My picture book ONE BOY WATCHING was chosen as the 2024 Great Reads from Great Places selection for the state of Kansas. It’s an honor to represent my entire state—a state some stereotype as flat, empty, and boring. Okay, much of Kansas is flat. But it’s never boring.
If you’re at the National Book Festival in Washington D.C. this weekend, you can see my book at the Kansas Center for the Book booth and purchase it from Politics & Prose.
How did I make ONE BOY WATCHING? I used a simple recipe. It’s a recipe I hope to use for many stories to come. Maybe you can use it to tell your own stories. The best part: It always turns out different.
RECIPE FOR A STORY
Take an experience from your life that feels both personal and universal.

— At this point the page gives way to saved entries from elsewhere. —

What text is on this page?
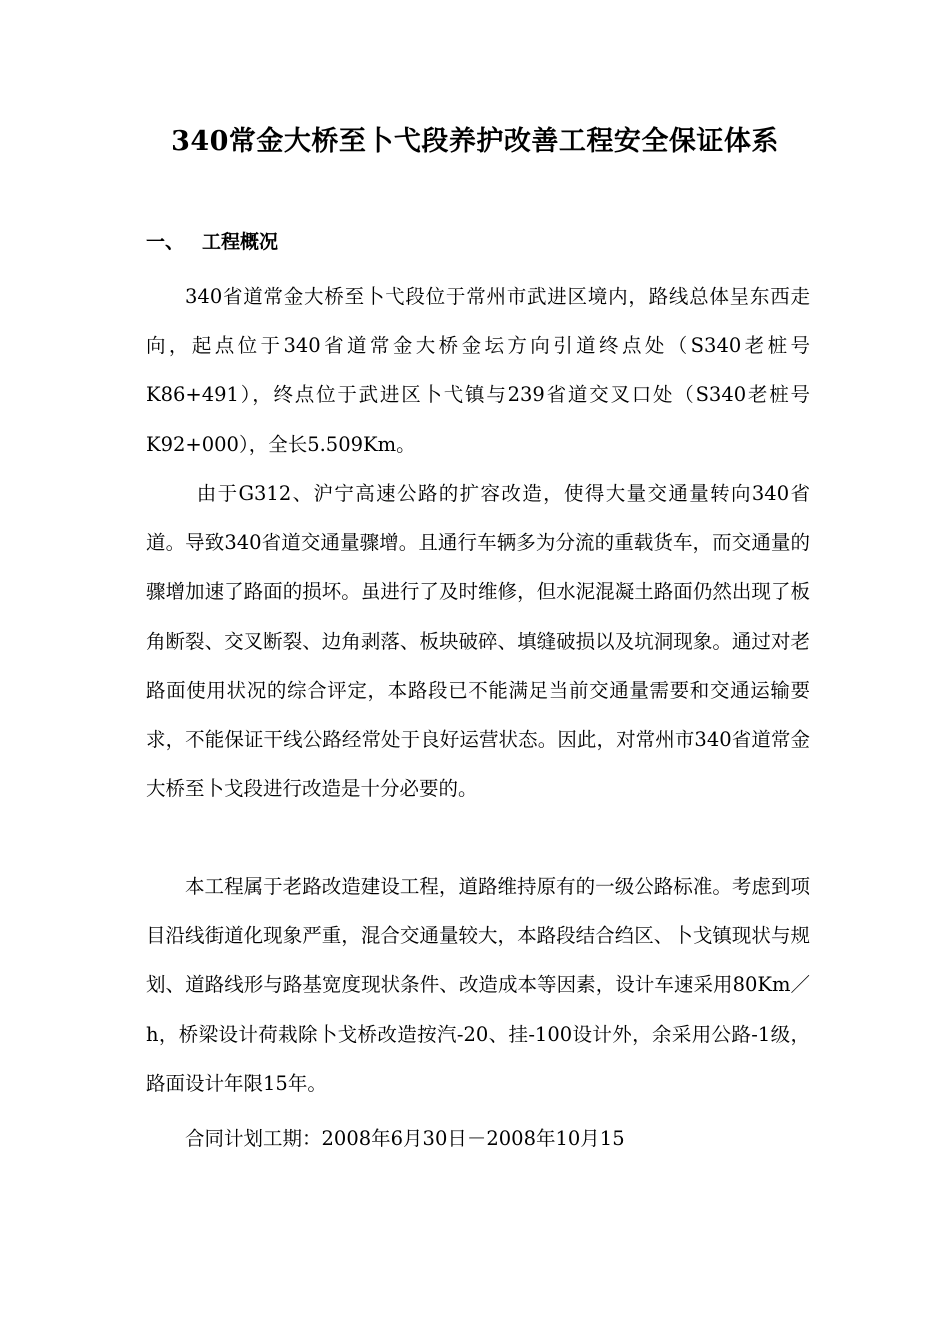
340常金大桥至卜弋段养护改善工程安全保证体系
一、 工程概况

340省道常金大桥至卜弋段位于常州市武进区境内，路线总体呈东西走向，起点位于340省道常金大桥金坛方向引道终点处（S340老桩号K86+491），终点位于武进区卜弋镇与239省道交叉口处（S340老桩号K92+000），全长5.509Km。

由于G312、沪宁高速公路的扩容改造，使得大量交通量转向340省道。导致340省道交通量骤增。且通行车辆多为分流的重载货车，而交通量的骤增加速了路面的损坏。虽进行了及时维修，但水泥混凝土路面仍然出现了板角断裂、交叉断裂、边角剥落、板块破碎、填缝破损以及坑洞现象。通过对老路面使用状况的综合评定，本路段已不能满足当前交通量需要和交通运输要求，不能保证干线公路经常处于良好运营状态。因此，对常州市340省道常金大桥至卜戈段进行改造是十分必要的。

本工程属于老路改造建设工程，道路维持原有的一级公路标准。考虑到项目沿线街道化现象严重，混合交通量较大，本路段结合绉区、卜戈镇现状与规划、道路线形与路基宽度现状条件、改造成本等因素，设计车速采用80Km／h，桥梁设计荷栽除卜戈桥改造按汽-20、挂-100设计外，余采用公路-1级，路面设计年限15年。

合同计划工期：2008年6月30日－2008年10月15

The feeling of quiet observation.
The feeling of being a passenger.
The feeling of finding the wondrous amid the familiar.
I rode the bus from kindergarten through 10th grade. The atmosphere inside could be calm, dull, or raucous. No matter what happened inside the bus, outside there was always something new to observe.
This habit of looking out the window, watching—no matter what craziness is going on around me—now informs my daily process of writing and drawing.
There’s always something to see if you take time to quiet your mind and look.
Ask yourself questions.
What do you remember?
What did you notice?
How did you feel?
Jot memories in notebooks.
The time we got stuck in a muddy ditch and had to get picked up by another bus.
All the times a long train made us late for class.
The nice seatmates and the not-so-nice ones.
The way the teenagers in back would jump on that big bump on the dirt road.
The way my stomach would leap when the driver hit that bump going fast.
Gather visual reference.
Snap roadside photographs, fill sketchbooks with the surroundings of the story. Collect details too specific to conjure with your imagination.
The varied shapes of barns and farmhouses.
The gnarled pasture trees and colorful roadside wildflowers.
The strange mechanical sentinels that guard railroad crossings.
Engage all of your senses: sight, smell, taste, sound, touch. Remember.
The smell of old leather bus seats.
The feeling of dew on windows.
The sound of windows rattling as we rolled down gravel roads.
The ever-changing soundtrack: upbeat 90s pop, sad old country music, moody alternative rock.
And outside, the Kansas weather, as mercurial as the music.
Take a break to make a writing playlist.
Spend way too much time making the playlist. It’s not procrastination—it’s research. Right?
Realize you have no idea how to draw the main subject of your story. Panic.
Spend even more time collecting up-close observations of your subject from every possible angle. Draw until you’re exhausted. Then draw some more.
Tell the story.
Lay out pages. Sketch spreads. Put words and pictures together. Think about pacing, rhythm, page turns. How much does a story need? How little does a story need? What makes the story sing, come to life, and stay with the reader long after the book is closed?
Read, Reread. Revise, Re-revise.
Keep asking yourself: What is essential? What could make this book better?
Try to not to forget of what inspired you to create this story in the first place. Make sure to keep that initial spark smoldering.
At some point you will likely forget. At some point you will lose the spark.
If you forget, return to step 1.
Finish?
Even when the book is complete, the story is never finished. Now it will make it into the hands of readers, the windows of bookstores, the hallowed shelves of libraries. Now the story truly begins.
September approaches. A familiar sight appears on the roads. Like great yellow-orange whales that have crawled onto land, they lumber down neighborhood streets; resting at bus stops, lingering at railroad crossings, and beaching themselves in front of elementary schools.
School buses. Suddenly, they’re everywhere.
ONE BOY WATCHING makes a great back-to-school read. It’s also perfect for the bus-obsessed preschooler in your life. And if you can’t visit Kansas in person, reading this book and experiencing the subtle beauty of the landscape is the next best thing.
You can purchase signed copies of ONE BOY WATCHING from Watermark Books or find it worldwide wherever books are sold.
As a fellow artist, I love the way you laid out your process--thank you!
Congrats! A well deserved honor for a wonderful book and author-artist!